CHAPITRE II
LES OUTLAWS ET LES OUVRIERS ERRANTS
Les forêts d'Angleterre et leurs habitants.—Comment on était mis hors la loi.—Sort des hommes et sort des femmes.—Leur existence vagabonde.
Les paysans vagabonds.—Le besoin d'émancipation.—État de la classe ouvrière.—Le paysan qui se détache illégalement de la glèbe devient tantôt ouvrier nomade, tantôt mendiant, tantôt voleur de grand chemin.
Les peines: la prison, les ceps, le fer rouge.—Les mesures préventives: les passeports à l'intérieur.—Les étudiants même obligés d'en avoir.
L'œuvre révolutionnaire.—Les assemblées secrètes.—Le rôle des errants.—La grande révolte de 1381.—Différences avec la France.
Les bouffons, les musiciens et leurs associés nous ont arrêtés dans les carrefours et dans les cours des châteaux. Avec les outlaws, les malheureux mis hors la loi, il nous faut quitter la grand'route pour les sentiers à peine tracés et pénétrer dans les bois. L'Angleterre à cette époque n'était pas l'immense prairie que sillonnent maintenant les chemins de fer; il y restait encore beaucoup de ces forêts dont César parle dans ses Commentaires et où les ancêtres des rois Plantagenets avaient si jalousement maintenu leurs droits de chasse. La police n'y était point exacte, comme aujourd'hui dans les bois qui restent; elles offraient aux bandits et aux condamnés en fuite de vastes asiles. L'esprit populaire s'était accoutumé à mêler dans un même sentiment de sympathie l'idée de la haute forêt bruissante et l'idée de la libre vie qu'y menaient les proscrits. C'est pourquoi, à côté de l'épopée d'Arthur, on trouve celle des arbres et des buissons, celle des vaillants qui habitent le taillis et qu'on imagine avoir lutté pour les libertés publiques, celle d'Hereward, de Foulke Fitz-Waurin, de Robin Hood. Sitôt poursuivi, sitôt en route pour la forêt; il était plus facile de s'y rendre, on y était moins éloigné des siens et tout aussi en sûreté que sur le continent.
Larrons, bandits, braconniers et chevaliers pouvaient ainsi se rencontrer en camarades au fond des bois. C'est à la forêt que songe l'écuyer proscrit, dans la célèbre ballade de la Fille aux bruns cheveux, le chef-d'œuvre de la poésie anglaise au quinzième siècle, un duo d'amour musical, tout plein du charme sauvage des grandes futaies, avec une cadence bien accentuée, des rimes fréquentes qui chantent à l'oreille: on dirait la mélodie un peu grêle mais pourtant sonore d'un vieil air touchant et aimé.

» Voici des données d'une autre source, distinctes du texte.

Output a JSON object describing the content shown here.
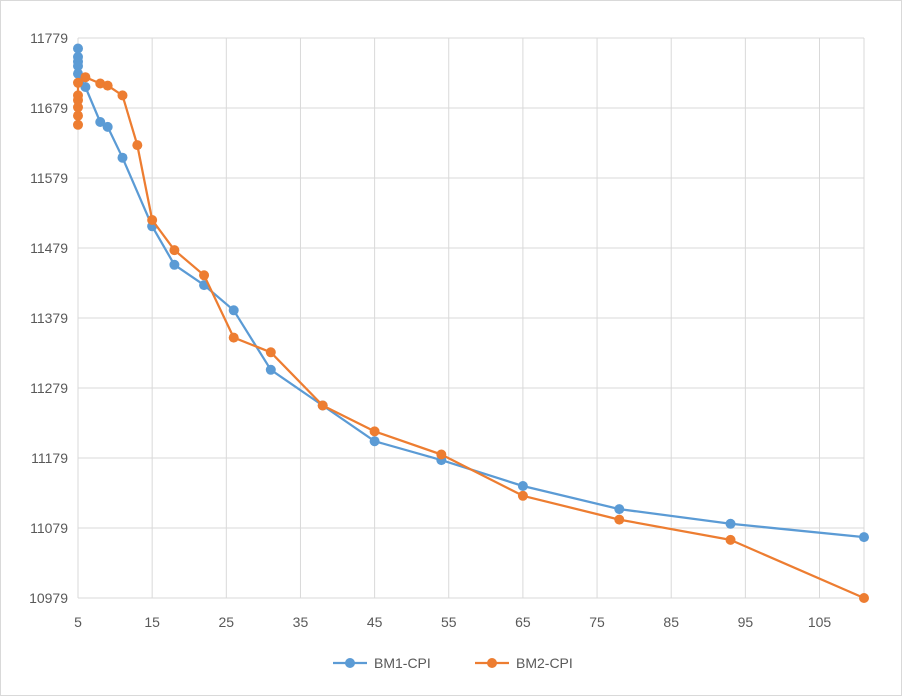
{
  "chart_data": {
    "type": "line",
    "title": "",
    "xlabel": "",
    "ylabel": "",
    "xlim": [
      5,
      111
    ],
    "ylim": [
      10979,
      11779
    ],
    "x_ticks": [
      5,
      15,
      25,
      35,
      45,
      55,
      65,
      75,
      85,
      95,
      105
    ],
    "y_ticks": [
      10979,
      11079,
      11179,
      11279,
      11379,
      11479,
      11579,
      11679,
      11779
    ],
    "x_tick_labels": [
      "5",
      "15",
      "25",
      "35",
      "45",
      "55",
      "65",
      "75",
      "85",
      "95",
      "105"
    ],
    "y_tick_labels": [
      "10979",
      "11079",
      "11179",
      "11279",
      "11379",
      "11479",
      "11579",
      "11679",
      "11779"
    ],
    "grid": true,
    "legend_position": "bottom",
    "series": [
      {
        "name": "BM1-CPI",
        "color": "#5b9bd5",
        "points": [
          [
            5,
            11764
          ],
          [
            5,
            11752
          ],
          [
            5,
            11745
          ],
          [
            5,
            11739
          ],
          [
            5,
            11728
          ],
          [
            6,
            11709
          ],
          [
            8,
            11659
          ],
          [
            9,
            11652
          ],
          [
            11,
            11608
          ],
          [
            15,
            11510
          ],
          [
            18,
            11455
          ],
          [
            22,
            11426
          ],
          [
            26,
            11390
          ],
          [
            31,
            11305
          ],
          [
            38,
            11254
          ],
          [
            45,
            11203
          ],
          [
            54,
            11176
          ],
          [
            65,
            11139
          ],
          [
            78,
            11106
          ],
          [
            93,
            11085
          ],
          [
            111,
            11066
          ]
        ]
      },
      {
        "name": "BM2-CPI",
        "color": "#ed7d31",
        "points": [
          [
            5,
            11655
          ],
          [
            5,
            11668
          ],
          [
            5,
            11680
          ],
          [
            5,
            11690
          ],
          [
            5,
            11697
          ],
          [
            5,
            11715
          ],
          [
            6,
            11723
          ],
          [
            8,
            11714
          ],
          [
            9,
            11711
          ],
          [
            11,
            11697
          ],
          [
            13,
            11626
          ],
          [
            15,
            11519
          ],
          [
            18,
            11476
          ],
          [
            22,
            11440
          ],
          [
            26,
            11351
          ],
          [
            31,
            11330
          ],
          [
            38,
            11254
          ],
          [
            45,
            11217
          ],
          [
            54,
            11184
          ],
          [
            65,
            11125
          ],
          [
            78,
            11091
          ],
          [
            93,
            11062
          ],
          [
            111,
            10979
          ]
        ]
      }
    ]
  }
}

Sur le point d'être pris, le pauvre écuyer doit choisir entre une mort honteuse et la retraite «dans la forêt verdoyante». Sa fiancée, qui n'est rien moins qu'une fille de baron, veut le suivre, et alors, à chaque couplet, pour l'éprouver, son amant lui représente les terreurs et les dangers de cette vie de fugitifs: elle pourra le voir pris et mourant de la mort des voleurs: «car, pour l'outlaw, telle est la loi, on le saisit, on le lie et sans merci on le pend, et son corps se balance au vent.» Avec cela une peinture, saisissante de l'existence sous bois, des ronces, de la neige, de la gelée, de la pluie; pas de nourriture délicate, pas de lit moelleux, les feuilles pour unique toit.

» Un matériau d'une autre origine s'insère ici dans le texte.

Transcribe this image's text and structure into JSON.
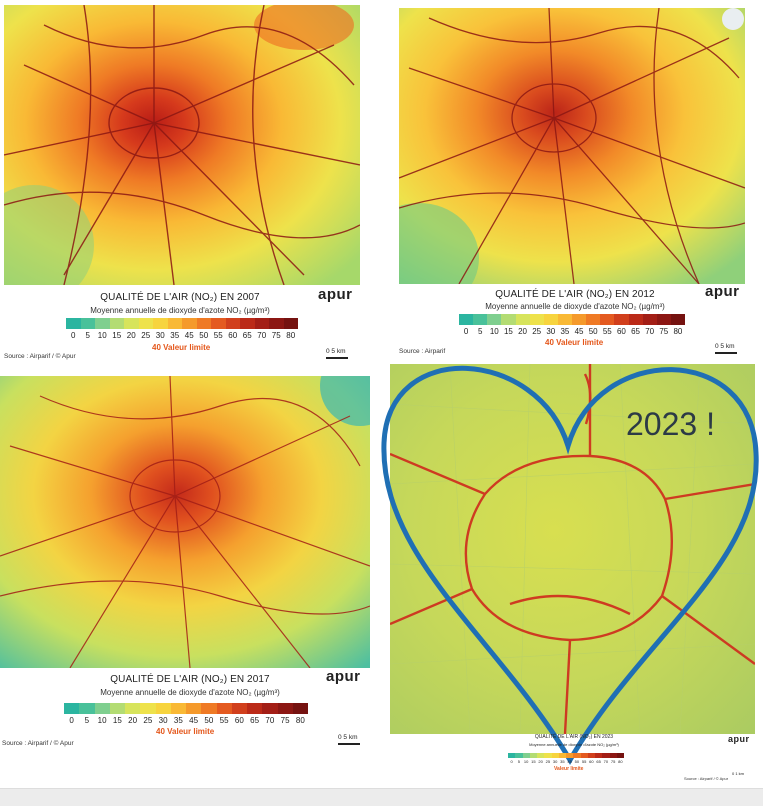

Bien plus, et l'épreuve devient plus dure, il faudra que la jeune fille coupe ses beaux cheveux; la vie en forêt ne permet pas de garder cet ornement. Enfin, et c'est là le comble: j'ai déjà dans la forêt une autre amie que je préfère et qui est plus belle. Mais, aussi résignée que Griselidis, la fiancée répond: j'irai quand même à la forêt, je serai bonne pour votre amie, je lui obéirai, «car dans l'humanité entière rien ne m'est cher que vous». Alors la joie de l'amant peut éclater: je ne suis pas banni, je ne m'enfuirai pas dans les bois; je ne suis pas un écuyer obscur, je suis le fils du comte de Westmoreland, et pour nous l'heure des fêtes nuptiales est venue[ [147].